Leafy Green Vegetables
Leafy vegetables such as kale, spinach, and collard greens are loaded with vitamins K and E, which are great for brain health. These vitamins protect brain cells from damage and promote cognitive solid health. Leafy greens are also loaded with antioxidants, which help protect brain cells from damage, particularly after an illness.
Whole Grains
Instead of white bread and pasta, you should opt for brown rice, quinoa, and whole-wheat bread and pasta. Whole grains are better than refined grains, providing sustained energy and improving daily focus. Additionally, the fiber in whole grains helps regulate blood sugar levels, which can keep brain fog at bay and improve concentration.
Avocados
While high in calories, this creamy fruit is an excellent source of healthy fats, fiber, and vitamin E, contributing to better memory and cognitive function. These monounsaturated fats may help protect glial cells in the brain, which supports the function of brain cells and improves overall brain health.
Yogurt
Plain yogurt with live and active cultures is one of the best probiotic foods.
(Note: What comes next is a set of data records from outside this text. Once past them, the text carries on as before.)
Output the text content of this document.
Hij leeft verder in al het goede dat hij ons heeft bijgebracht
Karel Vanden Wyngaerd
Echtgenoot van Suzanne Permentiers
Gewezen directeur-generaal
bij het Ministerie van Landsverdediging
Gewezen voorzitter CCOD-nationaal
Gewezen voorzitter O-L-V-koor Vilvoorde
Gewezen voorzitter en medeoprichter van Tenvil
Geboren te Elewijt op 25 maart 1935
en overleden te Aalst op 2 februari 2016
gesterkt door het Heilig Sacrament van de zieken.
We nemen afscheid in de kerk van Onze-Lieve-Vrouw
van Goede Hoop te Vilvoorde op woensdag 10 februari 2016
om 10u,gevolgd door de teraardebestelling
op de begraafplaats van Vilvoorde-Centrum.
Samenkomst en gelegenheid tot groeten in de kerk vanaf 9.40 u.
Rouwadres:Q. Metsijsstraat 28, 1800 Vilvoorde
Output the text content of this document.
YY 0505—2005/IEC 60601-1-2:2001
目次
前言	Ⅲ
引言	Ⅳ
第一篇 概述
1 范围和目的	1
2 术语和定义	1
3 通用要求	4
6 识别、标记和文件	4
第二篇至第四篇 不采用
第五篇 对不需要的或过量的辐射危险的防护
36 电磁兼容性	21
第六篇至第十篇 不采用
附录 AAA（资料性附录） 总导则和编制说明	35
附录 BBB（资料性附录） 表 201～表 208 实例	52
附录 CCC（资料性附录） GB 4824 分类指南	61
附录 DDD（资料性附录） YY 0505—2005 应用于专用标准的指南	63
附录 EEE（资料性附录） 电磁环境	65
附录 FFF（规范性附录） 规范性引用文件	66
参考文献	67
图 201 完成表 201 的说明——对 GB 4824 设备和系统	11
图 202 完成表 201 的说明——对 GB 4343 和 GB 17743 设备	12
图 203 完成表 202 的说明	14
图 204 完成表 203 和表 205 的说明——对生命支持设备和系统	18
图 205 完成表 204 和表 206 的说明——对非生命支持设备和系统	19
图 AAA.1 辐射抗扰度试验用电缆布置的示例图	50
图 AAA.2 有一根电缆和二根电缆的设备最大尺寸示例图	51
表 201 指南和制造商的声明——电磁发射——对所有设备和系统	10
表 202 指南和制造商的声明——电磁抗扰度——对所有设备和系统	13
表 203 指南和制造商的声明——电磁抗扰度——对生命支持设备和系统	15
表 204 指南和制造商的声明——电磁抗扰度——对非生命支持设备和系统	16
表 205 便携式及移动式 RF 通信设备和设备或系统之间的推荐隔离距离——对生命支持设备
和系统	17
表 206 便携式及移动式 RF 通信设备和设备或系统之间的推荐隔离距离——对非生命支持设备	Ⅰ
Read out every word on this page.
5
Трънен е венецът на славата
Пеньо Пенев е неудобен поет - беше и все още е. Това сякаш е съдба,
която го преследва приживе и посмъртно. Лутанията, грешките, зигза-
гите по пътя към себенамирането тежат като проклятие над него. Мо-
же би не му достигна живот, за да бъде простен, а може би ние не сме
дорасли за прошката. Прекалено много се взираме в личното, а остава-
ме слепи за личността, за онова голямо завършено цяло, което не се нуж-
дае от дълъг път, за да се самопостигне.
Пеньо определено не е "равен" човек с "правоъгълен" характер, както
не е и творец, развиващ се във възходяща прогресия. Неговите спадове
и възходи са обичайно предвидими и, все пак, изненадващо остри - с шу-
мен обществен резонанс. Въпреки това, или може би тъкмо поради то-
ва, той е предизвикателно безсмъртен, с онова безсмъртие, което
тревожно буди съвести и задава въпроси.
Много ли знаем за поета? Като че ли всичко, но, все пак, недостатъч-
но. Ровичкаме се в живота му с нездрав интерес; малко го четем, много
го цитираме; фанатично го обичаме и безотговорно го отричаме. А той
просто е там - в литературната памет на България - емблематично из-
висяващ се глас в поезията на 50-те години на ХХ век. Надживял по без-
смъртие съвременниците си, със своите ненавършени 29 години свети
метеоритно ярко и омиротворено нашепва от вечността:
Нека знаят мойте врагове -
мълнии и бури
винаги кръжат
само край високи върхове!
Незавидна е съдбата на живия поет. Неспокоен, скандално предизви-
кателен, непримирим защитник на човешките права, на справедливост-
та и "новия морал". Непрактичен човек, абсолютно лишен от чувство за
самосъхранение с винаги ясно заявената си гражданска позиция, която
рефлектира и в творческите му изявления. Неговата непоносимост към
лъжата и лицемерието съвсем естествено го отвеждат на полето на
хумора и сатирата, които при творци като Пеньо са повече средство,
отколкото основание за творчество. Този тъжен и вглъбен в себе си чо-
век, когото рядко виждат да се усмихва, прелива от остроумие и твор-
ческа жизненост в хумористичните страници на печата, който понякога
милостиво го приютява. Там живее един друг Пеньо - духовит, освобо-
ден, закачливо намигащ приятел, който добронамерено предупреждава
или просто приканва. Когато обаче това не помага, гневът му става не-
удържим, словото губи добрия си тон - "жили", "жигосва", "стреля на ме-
Probiotics can improve cognitive function and even elevate mood. An imbalance in gut bacteria) has been linked to various health problems, including anxiety and depression.
Tomatoes
The lycopene in tomatoes is an antioxidant that protects brain cells from damage and may help prevent cognitive decline. Some research suggests that lycopene may also improve blood flow throughout the body and the brain. This increased blood flow delivers oxygen and essential nutrients to brain cells, potentially enhancing cognitive function and memory.
Broccoli
Our parents were correct when they told us to eat our greens, as broccoli is essential for good brain function. Like eggs, broccoli contains choline, essential for memory and learning. This superfood is also rich in sulforaphane, a bioactive compound that can boost brain power.
Beetroot
The nitrates found in beetroot can improve blood flow to the brain, potentially improving cognitive function and focus. Nitric oxide plays a crucial role in vasodilation, which is the widening of blood vessels that will improve blood flow and benefit the brain. Increased blood flow ensures a steady supply of oxygen, glucose, and other essential nutrients to brain cells, keeping them fueled and functioning optimally.
Green Tea
L-theanine is an amino acid found in green tea that promotes relaxation, which in turn helps us focus. This means green tea is excellent to drink in the office when we need our brain skills to work effectively. Studies suggest that L-theanine in combination with caffeine, also found in green tea, can enhance cognitive function. This powerful duo can improve alertness,
Water
The brain is 73% water, so staying hydrated is crucial for cognitive function. You should aim to drink eight glasses of water a day but more if you see signs of dehydration, such as dry skin and itchy eyes.
Coffee
In moderation, coffee can improve alertness, focus, and memory, giving us the extra spark we need some days. However, it would be best to be mindful of not drinking too much coffee, as it can make you anxious. It is also important not to rely on coffee so much that you skip sleep and fill up on caffeine to see you through the day.